A silent stroke happens when small blood vessels in the brain become blocked. A silent stroke does not cause classic symptoms but having multiple silent strokes can increase the risk of a future stroke. A new study shows having diabetes and high blood pressure increases a person's risk for a silent stroke.
For the study, researchers conducted MRIs and 24-hour blood pressure monitoring on 360 Japanese patients. All of the patients had high blood pressure but did not have symptoms of it. Also, 159 of the patients had diabetes.
None of the patients had been diagnosed with other cardiovascular diseases. The MRIs were used to determine which participants had suffered multiple silent strokes also known as silent cerebral infarcts.
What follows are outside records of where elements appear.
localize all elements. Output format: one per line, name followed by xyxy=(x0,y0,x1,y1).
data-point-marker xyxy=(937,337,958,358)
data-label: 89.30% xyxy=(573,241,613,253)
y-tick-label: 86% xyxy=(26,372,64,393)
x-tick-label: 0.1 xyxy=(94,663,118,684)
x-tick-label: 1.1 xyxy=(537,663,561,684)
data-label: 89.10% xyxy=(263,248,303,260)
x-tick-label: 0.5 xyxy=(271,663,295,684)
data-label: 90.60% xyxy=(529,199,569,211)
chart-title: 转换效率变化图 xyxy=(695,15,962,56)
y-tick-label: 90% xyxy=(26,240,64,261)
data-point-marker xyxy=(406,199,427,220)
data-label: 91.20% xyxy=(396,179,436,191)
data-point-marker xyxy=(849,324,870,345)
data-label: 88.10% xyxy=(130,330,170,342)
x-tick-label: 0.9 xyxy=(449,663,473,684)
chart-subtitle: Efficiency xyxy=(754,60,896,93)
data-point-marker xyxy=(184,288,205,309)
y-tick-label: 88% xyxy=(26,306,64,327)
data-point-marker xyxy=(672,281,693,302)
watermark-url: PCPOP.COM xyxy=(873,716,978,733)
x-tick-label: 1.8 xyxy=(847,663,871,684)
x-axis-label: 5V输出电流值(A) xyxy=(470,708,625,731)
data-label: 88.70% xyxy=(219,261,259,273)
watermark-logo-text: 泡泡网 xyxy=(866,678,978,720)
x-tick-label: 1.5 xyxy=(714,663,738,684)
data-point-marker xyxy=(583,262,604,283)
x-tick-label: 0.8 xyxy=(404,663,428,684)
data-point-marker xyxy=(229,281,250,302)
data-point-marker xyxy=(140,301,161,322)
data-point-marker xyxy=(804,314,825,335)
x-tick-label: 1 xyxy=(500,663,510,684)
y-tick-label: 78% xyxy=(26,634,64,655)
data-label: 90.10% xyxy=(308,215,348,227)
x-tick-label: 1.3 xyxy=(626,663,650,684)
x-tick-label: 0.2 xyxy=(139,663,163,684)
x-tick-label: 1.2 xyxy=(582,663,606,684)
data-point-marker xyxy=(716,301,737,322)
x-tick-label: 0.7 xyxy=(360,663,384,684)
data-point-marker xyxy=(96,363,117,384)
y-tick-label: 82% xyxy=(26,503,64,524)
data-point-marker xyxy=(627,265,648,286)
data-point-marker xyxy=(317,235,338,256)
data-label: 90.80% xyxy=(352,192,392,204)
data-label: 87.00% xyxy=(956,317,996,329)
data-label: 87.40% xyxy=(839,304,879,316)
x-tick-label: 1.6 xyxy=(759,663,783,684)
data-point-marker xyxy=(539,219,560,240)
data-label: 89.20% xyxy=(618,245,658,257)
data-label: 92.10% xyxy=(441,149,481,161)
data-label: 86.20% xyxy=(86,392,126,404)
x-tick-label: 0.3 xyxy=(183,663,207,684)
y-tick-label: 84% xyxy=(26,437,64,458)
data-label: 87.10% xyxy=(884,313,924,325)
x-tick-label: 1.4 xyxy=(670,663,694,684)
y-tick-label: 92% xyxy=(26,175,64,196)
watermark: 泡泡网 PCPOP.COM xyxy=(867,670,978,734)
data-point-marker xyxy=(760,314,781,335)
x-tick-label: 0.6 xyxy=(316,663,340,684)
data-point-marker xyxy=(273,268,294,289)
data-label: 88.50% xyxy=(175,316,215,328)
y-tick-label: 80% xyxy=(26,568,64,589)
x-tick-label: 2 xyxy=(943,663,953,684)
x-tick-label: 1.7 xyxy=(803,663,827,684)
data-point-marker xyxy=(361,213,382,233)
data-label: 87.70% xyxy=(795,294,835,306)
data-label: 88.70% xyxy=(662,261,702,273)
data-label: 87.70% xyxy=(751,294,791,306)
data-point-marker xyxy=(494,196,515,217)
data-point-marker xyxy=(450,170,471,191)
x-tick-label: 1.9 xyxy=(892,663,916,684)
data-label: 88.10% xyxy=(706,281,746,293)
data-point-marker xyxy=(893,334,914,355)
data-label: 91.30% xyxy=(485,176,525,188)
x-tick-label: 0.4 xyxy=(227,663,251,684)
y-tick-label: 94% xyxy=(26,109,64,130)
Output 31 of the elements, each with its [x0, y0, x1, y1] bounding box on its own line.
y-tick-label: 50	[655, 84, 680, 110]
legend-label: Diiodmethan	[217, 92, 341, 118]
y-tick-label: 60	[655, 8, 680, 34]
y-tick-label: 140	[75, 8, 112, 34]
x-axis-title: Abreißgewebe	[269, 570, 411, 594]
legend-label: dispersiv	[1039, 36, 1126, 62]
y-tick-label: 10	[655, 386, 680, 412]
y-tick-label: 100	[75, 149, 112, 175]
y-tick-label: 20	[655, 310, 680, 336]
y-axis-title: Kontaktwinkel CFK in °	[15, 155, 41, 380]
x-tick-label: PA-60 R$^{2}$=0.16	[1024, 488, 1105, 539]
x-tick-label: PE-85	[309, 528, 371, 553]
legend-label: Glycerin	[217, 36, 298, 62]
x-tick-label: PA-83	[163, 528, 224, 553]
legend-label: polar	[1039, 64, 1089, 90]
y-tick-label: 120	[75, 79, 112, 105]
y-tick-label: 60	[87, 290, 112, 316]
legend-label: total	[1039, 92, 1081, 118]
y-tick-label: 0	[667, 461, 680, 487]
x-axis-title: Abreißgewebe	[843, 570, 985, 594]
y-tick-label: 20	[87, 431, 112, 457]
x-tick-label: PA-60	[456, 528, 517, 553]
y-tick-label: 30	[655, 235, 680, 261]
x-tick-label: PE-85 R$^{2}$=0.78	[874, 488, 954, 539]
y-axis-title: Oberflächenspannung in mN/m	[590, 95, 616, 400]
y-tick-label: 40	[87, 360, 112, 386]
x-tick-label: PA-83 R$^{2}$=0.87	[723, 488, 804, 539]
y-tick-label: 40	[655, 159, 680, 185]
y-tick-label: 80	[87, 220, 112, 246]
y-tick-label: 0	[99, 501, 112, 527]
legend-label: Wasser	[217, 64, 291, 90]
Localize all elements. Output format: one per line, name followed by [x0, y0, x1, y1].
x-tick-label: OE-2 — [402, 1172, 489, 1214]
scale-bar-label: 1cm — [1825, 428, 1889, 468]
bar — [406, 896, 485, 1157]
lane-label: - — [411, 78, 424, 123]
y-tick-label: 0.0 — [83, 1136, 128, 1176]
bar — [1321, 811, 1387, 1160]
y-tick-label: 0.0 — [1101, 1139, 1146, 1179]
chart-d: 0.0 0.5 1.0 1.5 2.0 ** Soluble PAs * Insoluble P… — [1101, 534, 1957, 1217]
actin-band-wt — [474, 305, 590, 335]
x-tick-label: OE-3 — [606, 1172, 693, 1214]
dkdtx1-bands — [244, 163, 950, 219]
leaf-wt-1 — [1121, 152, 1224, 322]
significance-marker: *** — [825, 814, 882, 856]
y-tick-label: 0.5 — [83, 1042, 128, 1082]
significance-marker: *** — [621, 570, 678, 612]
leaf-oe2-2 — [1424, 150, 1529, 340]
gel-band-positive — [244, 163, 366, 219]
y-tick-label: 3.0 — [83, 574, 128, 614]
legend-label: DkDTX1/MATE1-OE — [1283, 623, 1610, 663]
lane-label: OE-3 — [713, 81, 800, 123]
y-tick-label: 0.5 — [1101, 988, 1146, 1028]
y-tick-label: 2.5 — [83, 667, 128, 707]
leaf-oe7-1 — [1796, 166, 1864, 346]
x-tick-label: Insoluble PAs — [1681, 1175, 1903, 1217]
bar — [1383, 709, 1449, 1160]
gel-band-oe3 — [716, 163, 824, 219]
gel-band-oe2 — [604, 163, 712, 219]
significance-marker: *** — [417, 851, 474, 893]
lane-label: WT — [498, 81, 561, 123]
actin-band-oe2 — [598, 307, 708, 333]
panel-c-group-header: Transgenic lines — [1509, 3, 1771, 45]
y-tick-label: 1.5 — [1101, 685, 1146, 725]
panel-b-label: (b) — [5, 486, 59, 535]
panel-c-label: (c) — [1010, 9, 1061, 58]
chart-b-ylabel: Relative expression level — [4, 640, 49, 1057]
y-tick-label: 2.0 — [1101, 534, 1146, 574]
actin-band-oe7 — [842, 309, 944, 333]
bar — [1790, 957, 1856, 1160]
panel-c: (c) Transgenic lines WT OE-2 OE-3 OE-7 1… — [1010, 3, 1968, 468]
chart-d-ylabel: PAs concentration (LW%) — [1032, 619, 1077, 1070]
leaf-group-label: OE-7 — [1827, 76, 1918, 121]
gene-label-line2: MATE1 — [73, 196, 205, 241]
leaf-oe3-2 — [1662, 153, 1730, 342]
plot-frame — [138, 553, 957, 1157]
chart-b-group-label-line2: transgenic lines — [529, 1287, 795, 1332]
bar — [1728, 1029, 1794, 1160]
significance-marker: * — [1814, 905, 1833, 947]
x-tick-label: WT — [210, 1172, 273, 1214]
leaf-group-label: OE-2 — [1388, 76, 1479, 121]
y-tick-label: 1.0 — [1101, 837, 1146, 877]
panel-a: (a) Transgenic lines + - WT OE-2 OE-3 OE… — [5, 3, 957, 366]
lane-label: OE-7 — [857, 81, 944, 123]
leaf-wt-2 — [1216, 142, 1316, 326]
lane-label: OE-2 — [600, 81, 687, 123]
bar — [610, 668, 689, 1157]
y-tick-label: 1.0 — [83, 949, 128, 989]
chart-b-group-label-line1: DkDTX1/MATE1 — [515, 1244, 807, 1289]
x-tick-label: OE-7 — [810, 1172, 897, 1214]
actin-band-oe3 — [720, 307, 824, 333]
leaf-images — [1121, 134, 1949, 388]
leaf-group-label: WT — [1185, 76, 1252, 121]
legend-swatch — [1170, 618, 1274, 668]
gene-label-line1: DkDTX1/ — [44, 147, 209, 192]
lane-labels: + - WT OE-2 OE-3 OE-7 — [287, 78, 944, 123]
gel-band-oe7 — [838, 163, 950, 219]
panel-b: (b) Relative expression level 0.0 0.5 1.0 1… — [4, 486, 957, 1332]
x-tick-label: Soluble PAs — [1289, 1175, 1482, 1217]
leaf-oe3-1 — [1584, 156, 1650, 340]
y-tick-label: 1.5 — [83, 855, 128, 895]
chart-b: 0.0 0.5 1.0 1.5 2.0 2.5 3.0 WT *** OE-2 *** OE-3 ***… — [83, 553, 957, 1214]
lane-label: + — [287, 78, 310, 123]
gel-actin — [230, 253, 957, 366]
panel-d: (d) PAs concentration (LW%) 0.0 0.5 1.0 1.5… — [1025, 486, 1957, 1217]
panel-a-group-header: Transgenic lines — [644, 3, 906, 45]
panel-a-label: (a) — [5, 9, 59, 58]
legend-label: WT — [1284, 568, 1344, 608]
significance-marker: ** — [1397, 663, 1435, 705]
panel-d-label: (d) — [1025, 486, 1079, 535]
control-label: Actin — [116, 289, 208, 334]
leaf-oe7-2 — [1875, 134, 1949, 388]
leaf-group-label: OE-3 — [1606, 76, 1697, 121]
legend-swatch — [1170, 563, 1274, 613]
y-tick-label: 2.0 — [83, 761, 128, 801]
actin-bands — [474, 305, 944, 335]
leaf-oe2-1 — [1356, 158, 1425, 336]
Researchers report 82 percent of the patients with diabetes and high blood pressure and 58 percent of those with hypertension alone had suffered a silent stroke. They also found three or more SCIs were found in 62 percent of the patients with diabetes and high blood pressure compared to only 35 percent of those with only high blood pressure.
Study authors say if a patient is found to have multiple SCIs, they should be treated as if they had suffered a stroke. For example, doctors say the patient should be put on an aspirin regimen or other drugs to help blood flow in the body.
Researchers also looked at patients who had white coat hypertension. White coat hypertension is when a patient has high blood pressure only when they are in the doctor's office. Those with diabetes and white coat hypertension had more silent strokes than those who had high blood pressure all the time, but no diabetes.
Investigators say this study shows the risks for patients with both diabetes and high blood pressure. Doctors recommend all hypertensive patients be tested for diabetes as least once a year. Meanwhile they say people with high blood pressure who do not already have diabetes should take steps to control their weight, eat healthy and exercise regularly.